Alastair Taylor on stage

Finishing off the entertainment for the evening was Dropkick. Being the gallant hosts, they have a rather short set. The audience does approve of them and they get a warm response. They even have some Dropkickettes to help things along. Based around the Taylor brothers, this is a tight, well practised band. But let me tell you, my readers, they are on the shy side. The lean, cute Alastair does his best to hide behind the speakers whenever the BluesBunny photographer tries to capture his handsomeness. Their bearded one does not match the hirsute charms of the Dead Beat Club's Andy Tucker and he seems curiously perturbed by our presence. In fact, the only one unperturbed by our presence was the multitasking Andrew Taylor behind the drums. Take your eyes of him for a moment and he would pick up another instrument.

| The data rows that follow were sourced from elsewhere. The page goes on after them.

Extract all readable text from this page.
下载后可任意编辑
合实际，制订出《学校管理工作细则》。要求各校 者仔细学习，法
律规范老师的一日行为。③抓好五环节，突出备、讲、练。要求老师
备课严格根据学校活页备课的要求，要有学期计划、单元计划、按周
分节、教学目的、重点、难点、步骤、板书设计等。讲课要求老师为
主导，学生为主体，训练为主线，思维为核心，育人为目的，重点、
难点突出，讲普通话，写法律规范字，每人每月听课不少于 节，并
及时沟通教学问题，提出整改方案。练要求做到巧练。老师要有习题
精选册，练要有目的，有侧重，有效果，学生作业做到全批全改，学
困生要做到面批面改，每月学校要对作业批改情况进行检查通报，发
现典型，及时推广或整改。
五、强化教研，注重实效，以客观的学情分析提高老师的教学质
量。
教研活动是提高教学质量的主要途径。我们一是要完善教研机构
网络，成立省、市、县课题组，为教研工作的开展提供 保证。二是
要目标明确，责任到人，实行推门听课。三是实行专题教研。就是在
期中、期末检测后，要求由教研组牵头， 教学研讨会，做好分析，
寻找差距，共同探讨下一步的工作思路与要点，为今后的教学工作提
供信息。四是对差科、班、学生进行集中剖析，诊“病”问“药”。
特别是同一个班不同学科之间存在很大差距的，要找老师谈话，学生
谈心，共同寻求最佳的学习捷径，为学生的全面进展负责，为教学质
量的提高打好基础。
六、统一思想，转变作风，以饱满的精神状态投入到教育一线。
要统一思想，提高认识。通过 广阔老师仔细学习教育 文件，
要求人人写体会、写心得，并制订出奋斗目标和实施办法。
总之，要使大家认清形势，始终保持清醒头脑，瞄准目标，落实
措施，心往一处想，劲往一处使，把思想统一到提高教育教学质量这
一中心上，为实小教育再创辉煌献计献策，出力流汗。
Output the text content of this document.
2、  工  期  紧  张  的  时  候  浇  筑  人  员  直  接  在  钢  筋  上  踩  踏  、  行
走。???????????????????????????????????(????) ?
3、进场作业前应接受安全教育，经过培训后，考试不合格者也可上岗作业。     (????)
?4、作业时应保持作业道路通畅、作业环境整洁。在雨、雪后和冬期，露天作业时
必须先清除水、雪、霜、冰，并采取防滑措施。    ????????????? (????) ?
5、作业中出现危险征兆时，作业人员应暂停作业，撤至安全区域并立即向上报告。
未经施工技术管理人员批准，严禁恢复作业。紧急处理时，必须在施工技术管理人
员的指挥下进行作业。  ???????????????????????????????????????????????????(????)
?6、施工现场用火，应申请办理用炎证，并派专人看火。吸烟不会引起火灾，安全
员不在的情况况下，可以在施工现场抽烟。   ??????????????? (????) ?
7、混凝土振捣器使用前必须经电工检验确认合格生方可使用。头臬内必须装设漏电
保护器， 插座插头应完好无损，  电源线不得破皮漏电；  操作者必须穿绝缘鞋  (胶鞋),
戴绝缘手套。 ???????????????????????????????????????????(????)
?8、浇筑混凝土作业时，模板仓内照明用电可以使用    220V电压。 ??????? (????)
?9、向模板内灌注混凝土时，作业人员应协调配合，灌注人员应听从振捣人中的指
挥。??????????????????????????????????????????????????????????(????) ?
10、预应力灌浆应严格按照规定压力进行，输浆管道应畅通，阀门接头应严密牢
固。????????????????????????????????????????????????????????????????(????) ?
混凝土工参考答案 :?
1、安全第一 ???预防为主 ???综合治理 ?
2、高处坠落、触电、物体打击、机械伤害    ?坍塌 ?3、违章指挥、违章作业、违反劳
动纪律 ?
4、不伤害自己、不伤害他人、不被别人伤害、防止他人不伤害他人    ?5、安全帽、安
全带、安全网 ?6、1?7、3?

I truly cannot recall seeing a drummer play the banjo at the same time. The highlight of the set was a ripping, redneck take on "Dog and Cat" from their Obvious album. You could just imagine the band behind the chicken wire in a roadhouse on Route 66. They really do have such good songs but they seem to lack presence on stage.

Anyway darlings, a good night was had by all. Hunger was taking a hold so the BluesBunny photographer donated his wallet and we retired to the Chinese restaurant next door. As a final fashion note, all my readers should note that tan leather jackets are the sole preserve of real men like Andy Tucker. You have to live yourself into jackets like that. You cannot just buy one.

Now here's a thought. Andy from the Dead Beat Club and Gavin from the Scuffers. Two big handsome men. In fact, that's what they should call themselves - The Two Big Handsome Men. They could record a duet and dedicate it to me! Oh what a lovely dream I shall have tonight.